Introduction

What is The New Yorker? I know it’s a great magazine and that it’s a tremendous source of pleasure in my life. But what exactly is it? This blog’s premise is that The New Yorker is a work of art, as worthy of comment and analysis as, say, Keats’s “Ode on a Grecian Urn.” Each week I review one or more aspects of the magazine’s latest issue. I suppose it’s possible to describe and analyze an entire issue, but I prefer to keep my reviews brief, and so I usually focus on just one or two pieces, to explore in each the signature style of its author. A piece by Nick Paumgarten is not like a piece by Jill Lepore, and neither is like a piece by Ian Frazier. One could not mistake Collins for Seabrook, or Bilger for Goldfield, or Mogelson for Kolbert. Each has found a style, and it is that style that I respond to as I read, and want to understand and describe.

Thursday, February 20, 2020

February 17 & 24, 2020 Issue


Michaelangelo Matos’s “Night Life: Classixx,” in this week’s issue, is a beauty:

The limpid saxophone solo, redolent of eighties High Street fashion, will always have a place on the dance floor if the Los Angeles duo Classixx has anything to say about it.

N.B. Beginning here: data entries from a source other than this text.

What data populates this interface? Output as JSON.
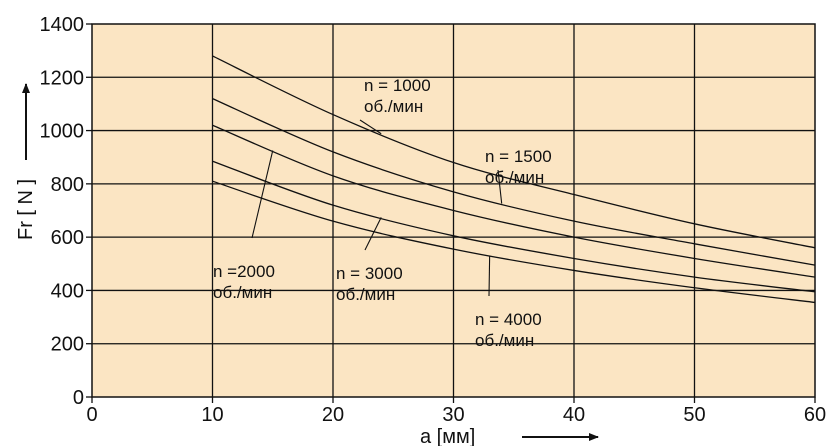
{
  "chart_data": {
    "type": "line",
    "xlabel": "a  [мм]",
    "ylabel": "Fr [ N ]",
    "xlim": [
      0,
      60
    ],
    "ylim": [
      0,
      1400
    ],
    "x_ticks": [
      "0",
      "10",
      "20",
      "30",
      "40",
      "50",
      "60"
    ],
    "y_ticks": [
      "0",
      "200",
      "400",
      "600",
      "800",
      "1000",
      "1200",
      "1400"
    ],
    "grid": true,
    "background_color": "#fbe5c3",
    "line_color": "#111111",
    "series": [
      {
        "name": "n = 1000",
        "x": [
          10,
          20,
          30,
          40,
          50,
          60
        ],
        "y": [
          1280,
          1060,
          880,
          760,
          650,
          560
        ]
      },
      {
        "name": "n = 1500",
        "x": [
          10,
          20,
          30,
          40,
          50,
          60
        ],
        "y": [
          1120,
          920,
          770,
          660,
          575,
          495
        ]
      },
      {
        "name": "n =2000",
        "x": [
          10,
          20,
          30,
          40,
          50,
          60
        ],
        "y": [
          1020,
          830,
          700,
          600,
          520,
          450
        ]
      },
      {
        "name": "n = 3000",
        "x": [
          10,
          20,
          30,
          40,
          50,
          60
        ],
        "y": [
          885,
          720,
          605,
          520,
          450,
          395
        ]
      },
      {
        "name": "n = 4000",
        "x": [
          10,
          20,
          30,
          40,
          50,
          60
        ],
        "y": [
          810,
          660,
          555,
          475,
          410,
          355
        ]
      }
    ],
    "annotations": [
      {
        "series": 0,
        "line1": "n = 1000",
        "line2": "об./мин"
      },
      {
        "series": 1,
        "line1": "n = 1500",
        "line2": "об./мин"
      },
      {
        "series": 2,
        "line1": "n =2000",
        "line2": "об./мин"
      },
      {
        "series": 3,
        "line1": "n = 3000",
        "line2": "об./мин"
      },
      {
        "series": 4,
        "line1": "n = 4000",
        "line2": "об./мин"
      }
    ]
  }
}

Michael David and Tyler Blake’s relaxed disco stomp and heavily filtered hooks emit the bawdy suavity of Parisian house; in December, they dedicated a live remake of their single “Love Me No More” to the late French producer Phillippe Zdar.

That “relaxed disco stomp and heavily filtered hooks emit the bawdy suavity of Parisian house” enacts the impeccable rhythm it describes.